L'image se brisa, s'évapora dans une épaisse volute de fumée. La main de Renarde trembla, mais elle s'efforça de ne pas le montrer. C'était Grue qui la fixait longuement de ses beaux yeux perçants, essayant lui-aussi de voir les images apparues dans la vision. L'air tout entier vibrait sous les vagues blanches, sentait le parfum lourd de l'encens.

« Que peux-tu me dire ? »

L'homme de main parlait calmement mais d'un ton décidé.

« Mon frère semble s'être encore attiré des ennuis.

-Et où se trouve-t-il ?

-Tout à l'ouest, sur les terres barbares d'un monarque orgueilleux.

-Cela reste vague... »

Presque par reflexe, mais sans doute aussi comme une sourde menace, le jeune homme gracile enfonça l'une de ses mains dans sa manche, effleura l'une des lames qui s'y cachaient. Renarde savait bien ce que cela signifiait : elle connaissait l'assassin impérial depuis des années, et elle savait très bien ce que dissimulait ce fin visage doux et immobile. Personne n'était plus implacable et mortel que lui. Plus glacial aussi. Elle recula d'un pas, mal à l'aise.

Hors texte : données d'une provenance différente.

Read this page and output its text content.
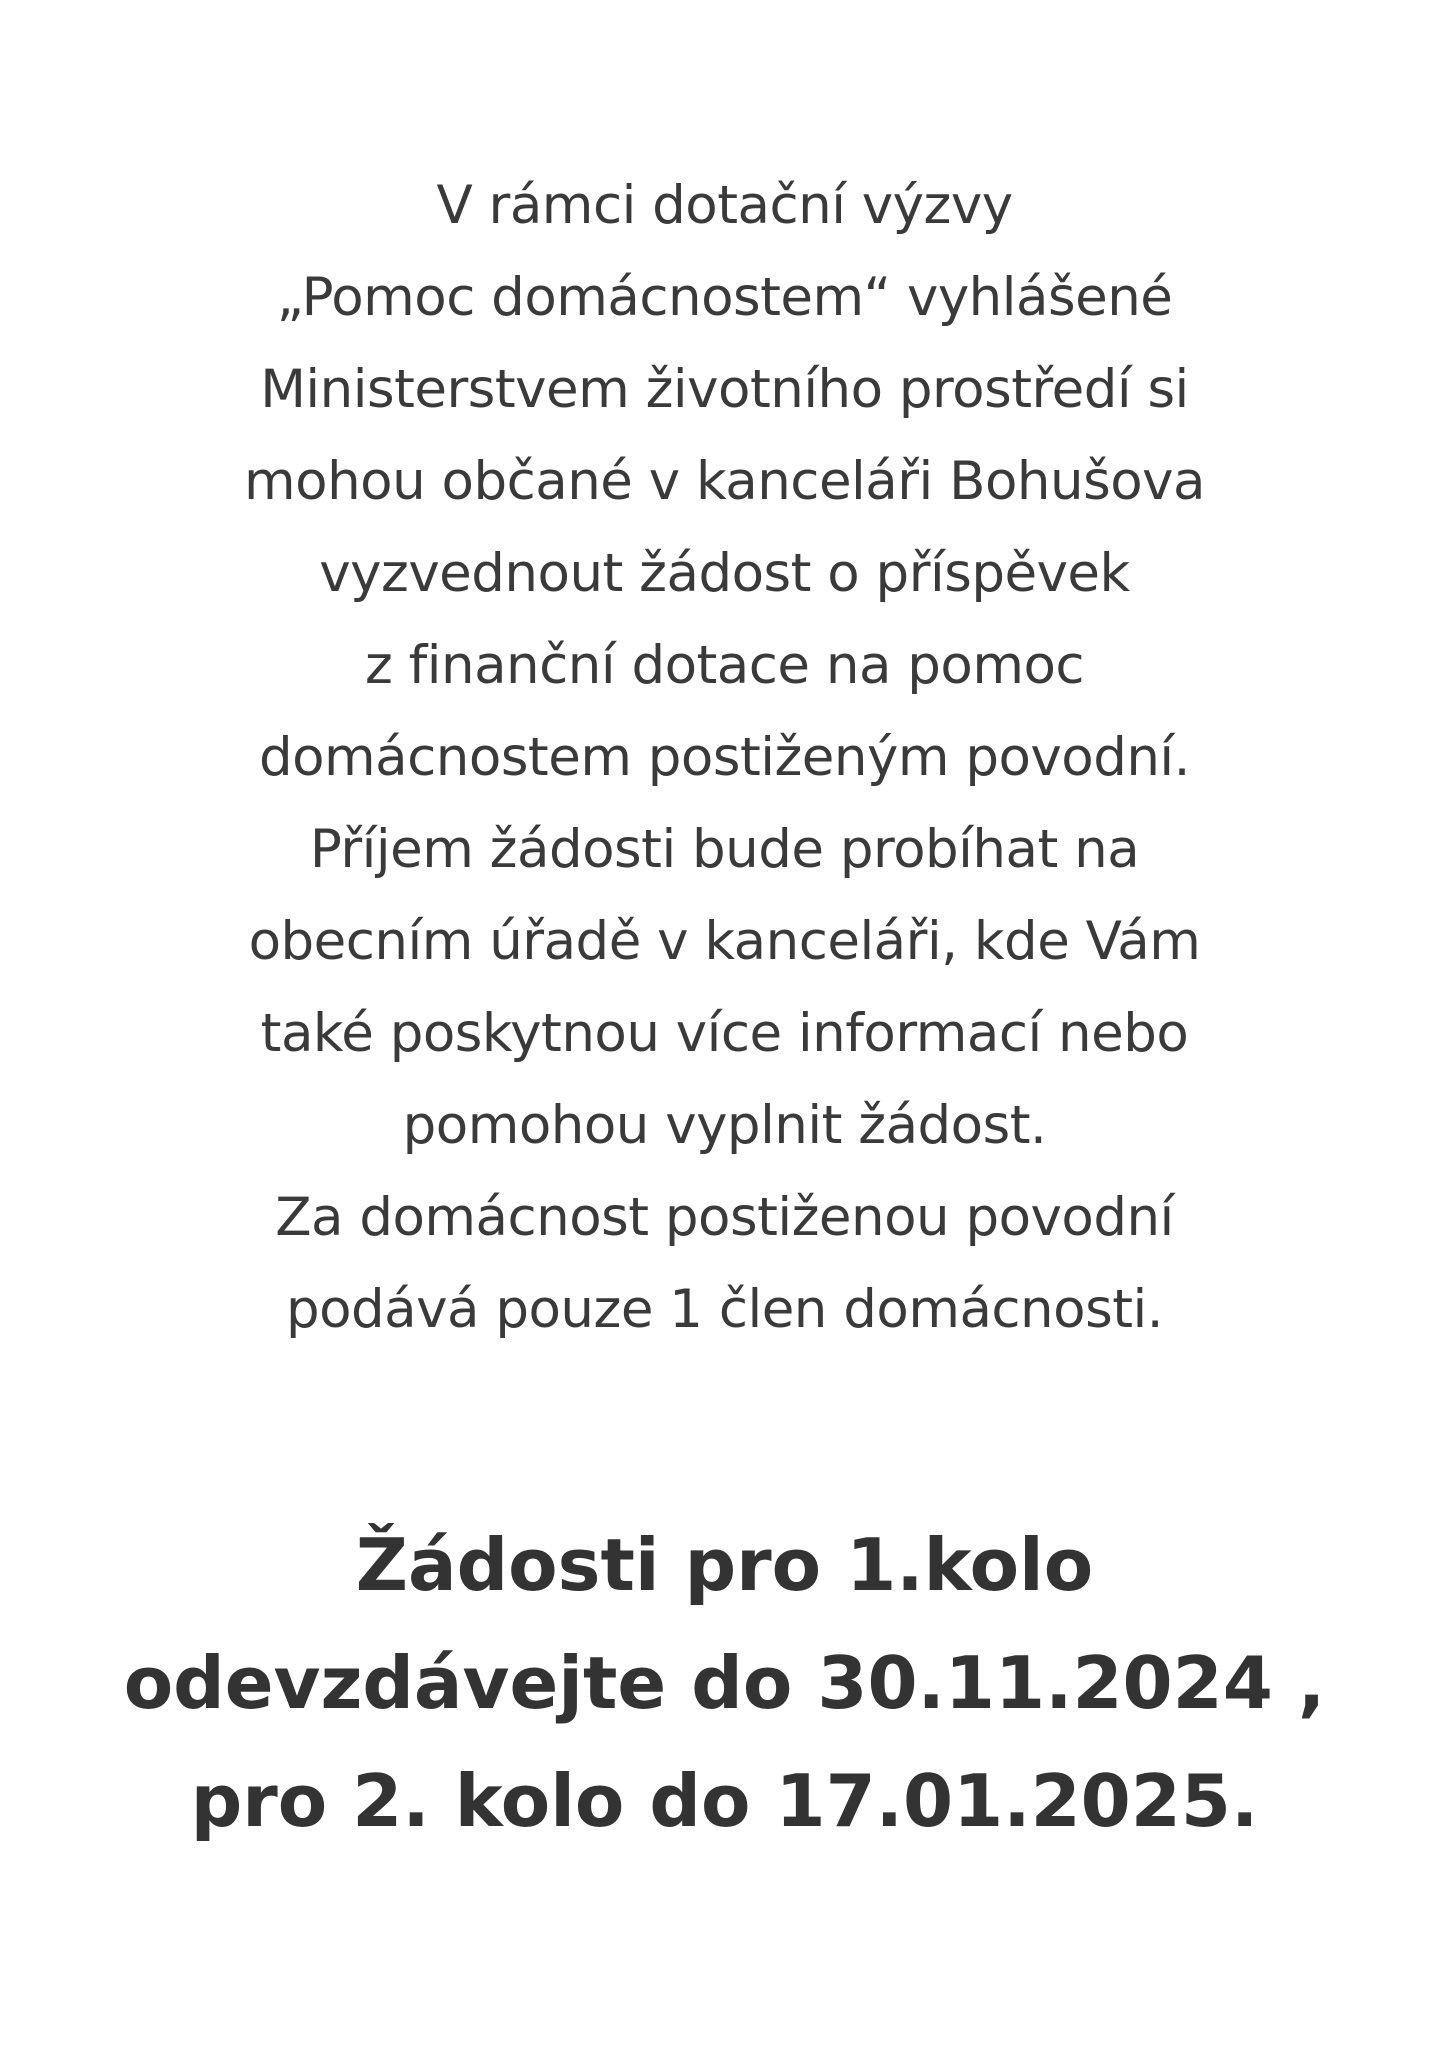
V rámci dotační výzvy
„Pomoc domácnostem“ vyhlášené
Ministerstvem životního prostředí si
mohou občané v kanceláři Bohušova
vyzvednout žádost o příspěvek
z finanční dotace na pomoc
domácnostem postiženým povodní.
Příjem žádosti bude probíhat na
obecním úřadě v kanceláři, kde Vám
také poskytnou více informací nebo
pomohou vyplnit žádost.
Za domácnost postiženou povodní
podává pouze 1 člen domácnosti.
Žádosti pro 1.kolo
odevzdávejte do 30.11.2024 ,
pro 2. kolo do 17.01.2025.
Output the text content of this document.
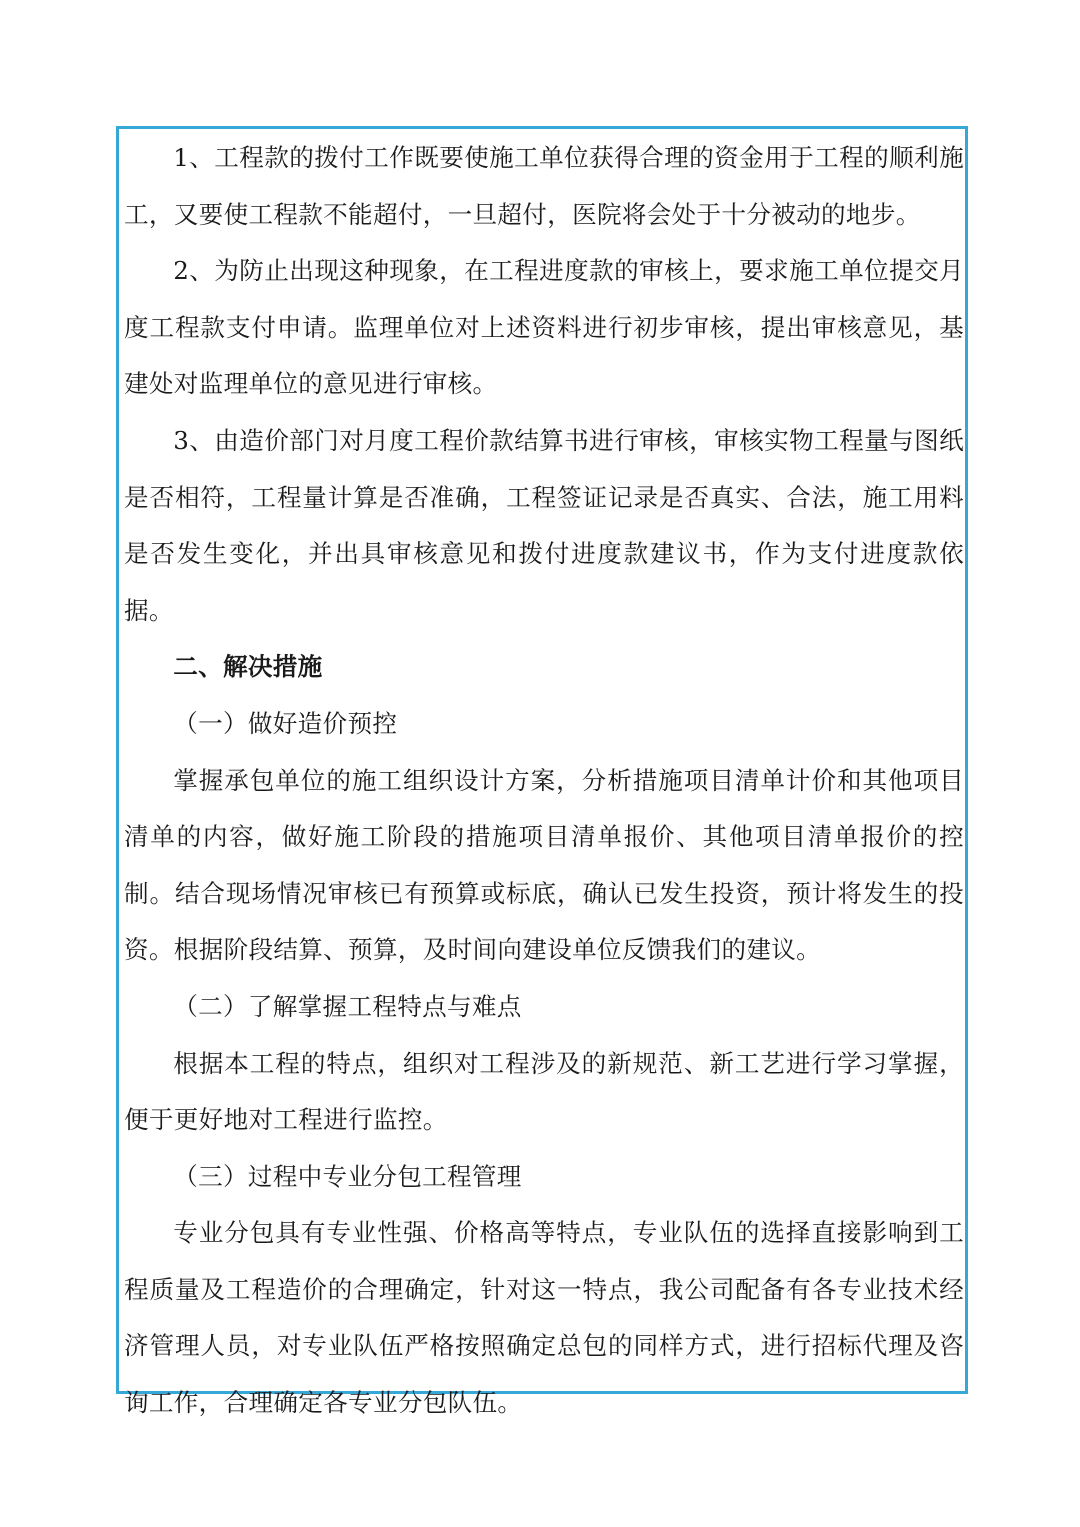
1、工程款的拨付工作既要使施工单位获得合理的资金用于工程的顺利施工，又要使工程款不能超付，一旦超付，医院将会处于十分被动的地步。

2、为防止出现这种现象，在工程进度款的审核上，要求施工单位提交月度工程款支付申请。监理单位对上述资料进行初步审核，提出审核意见，基建处对监理单位的意见进行审核。

3、由造价部门对月度工程价款结算书进行审核，审核实物工程量与图纸是否相符，工程量计算是否准确，工程签证记录是否真实、合法，施工用料是否发生变化，并出具审核意见和拨付进度款建议书，作为支付进度款依据。

二、解决措施

（一）做好造价预控

掌握承包单位的施工组织设计方案，分析措施项目清单计价和其他项目清单的内容，做好施工阶段的措施项目清单报价、其他项目清单报价的控制。结合现场情况审核已有预算或标底，确认已发生投资，预计将发生的投资。根据阶段结算、预算，及时间向建设单位反馈我们的建议。

（二）了解掌握工程特点与难点

根据本工程的特点，组织对工程涉及的新规范、新工艺进行学习掌握，便于更好地对工程进行监控。

（三）过程中专业分包工程管理

专业分包具有专业性强、价格高等特点，专业队伍的选择直接影响到工程质量及工程造价的合理确定，针对这一特点，我公司配备有各专业技术经济管理人员，对专业队伍严格按照确定总包的同样方式，进行招标代理及咨询工作，合理确定各专业分包队伍。
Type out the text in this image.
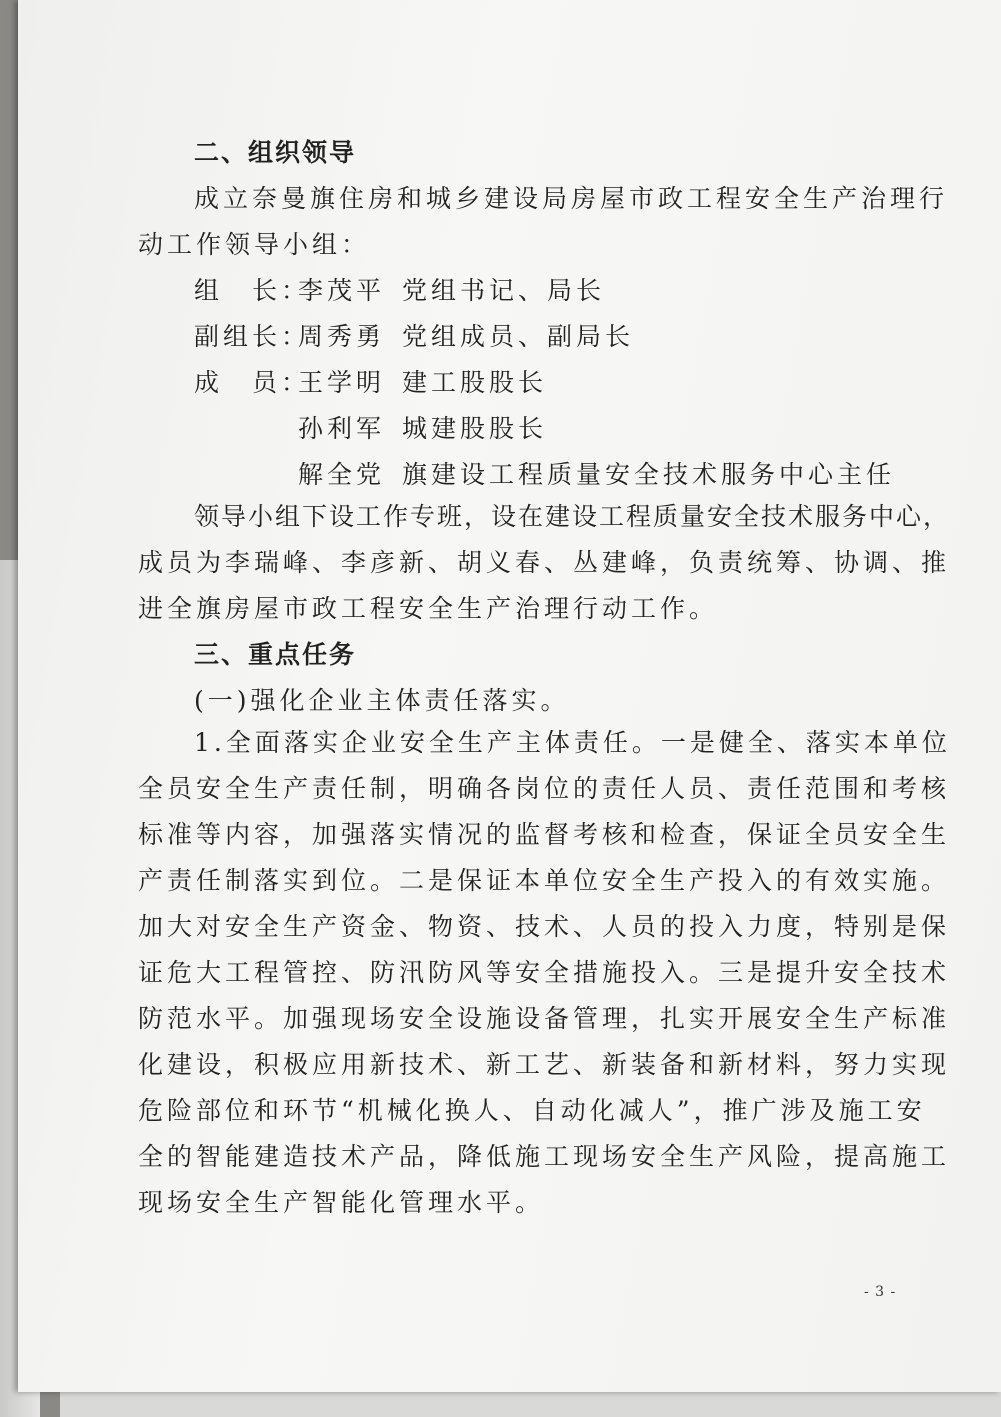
二、组织领导
成立奈曼旗住房和城乡建设局房屋市政工程安全生产治理行
动工作领导小组：
组　长：李茂平 党组书记、局长
副组长：周秀勇 党组成员、副局长
成　员：王学明 建工股股长
孙利军 城建股股长
解全党 旗建设工程质量安全技术服务中心主任
领导小组下设工作专班，设在建设工程质量安全技术服务中心，
成员为李瑞峰、李彦新、胡义春、丛建峰，负责统筹、协调、推
进全旗房屋市政工程安全生产治理行动工作。
三、重点任务
(一)强化企业主体责任落实。
1.全面落实企业安全生产主体责任。一是健全、落实本单位
全员安全生产责任制，明确各岗位的责任人员、责任范围和考核
标准等内容，加强落实情况的监督考核和检查，保证全员安全生
产责任制落实到位。二是保证本单位安全生产投入的有效实施。
加大对安全生产资金、物资、技术、人员的投入力度，特别是保
证危大工程管控、防汛防风等安全措施投入。三是提升安全技术
防范水平。加强现场安全设施设备管理，扎实开展安全生产标准
化建设，积极应用新技术、新工艺、新装备和新材料，努力实现
危险部位和环节“机械化换人、自动化减人”，推广涉及施工安
全的智能建造技术产品，降低施工现场安全生产风险，提高施工
现场安全生产智能化管理水平。
- 3 -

« Que veux-tu lui faire ? Ne l'avez-vous pas oublié depuis des années ? Son corps doit-il à tout prix rejoindre ceux recouvrant le sol de la chambre de l'Empereur ?! »

Grue fronça les sourcils, mais ne desserra pas les lèvres. La voyante continua.

« Ho, je sais très bien ce qu'il en est. Que moi aussi j'aurai pu rejoindre le tapis de cadavres de ton maître malade... Tu m'y as jeté sans le moindre remord...

-Ne parle pas ainsi. Et si je t'y ai envoyé, c'est car je te pensais à la hauteur...

-Il ne peut pas aller mieux.

-Si, une seule personne pourrait le sortir de sa mélancolie...

-Mon frère ? »

Grue hocha la tête. Renarde écarquilla les yeux.

« Tu veux dire que si tu le cherches, c'est pour le ramener près de nous ?

-Ne te réjouis pas trop. Seul notre Seigneur décidera de son sort... »

La dame perdit son regard dans l'épaisse fumée, tantôt rose, tantôt bleutée, roulant au-dessus du foyer. Son cœur se mit à battre plus vite, ses joues rosirent aussi.

« Peut-être pourra-t-il le pardonner. Il l'aimait tellement...

-Ou tout simplement l'écorcher.

-Comme ce que tu as fait à ce pauvre Chat, tu veux dire ?! »

La dame lui lança un regard noir, mais ne semblait pourtant pas lui en vouloir. Le jeune homme ne répondit pas, se figea en la regardant droit dans les yeux.

-Est-il vraiment mort ? continua-t-elle... Je sais très bien qu'il y a des rumeurs à son sujet. On entendrait des cris, la nuit... On parlerait d'un esprit...

-Les chats ont plusieurs vies, parait-il...

Elle frissonna.

-J'imagine qu'il vaut mieux qu'il soit mort plutôt qu'avec toi. »

Grue fit un sourire, léger, imperceptible. Ses minces lèvres ne semblaient presque pas avoir bougé, mes ses yeux brillaient d'une étrange lueur amusée.

« Désormais, c'est ton frère que je dois trouver ».

Enfin, il jeta quelques pièces de cuivre sur la table et la salua avec respect.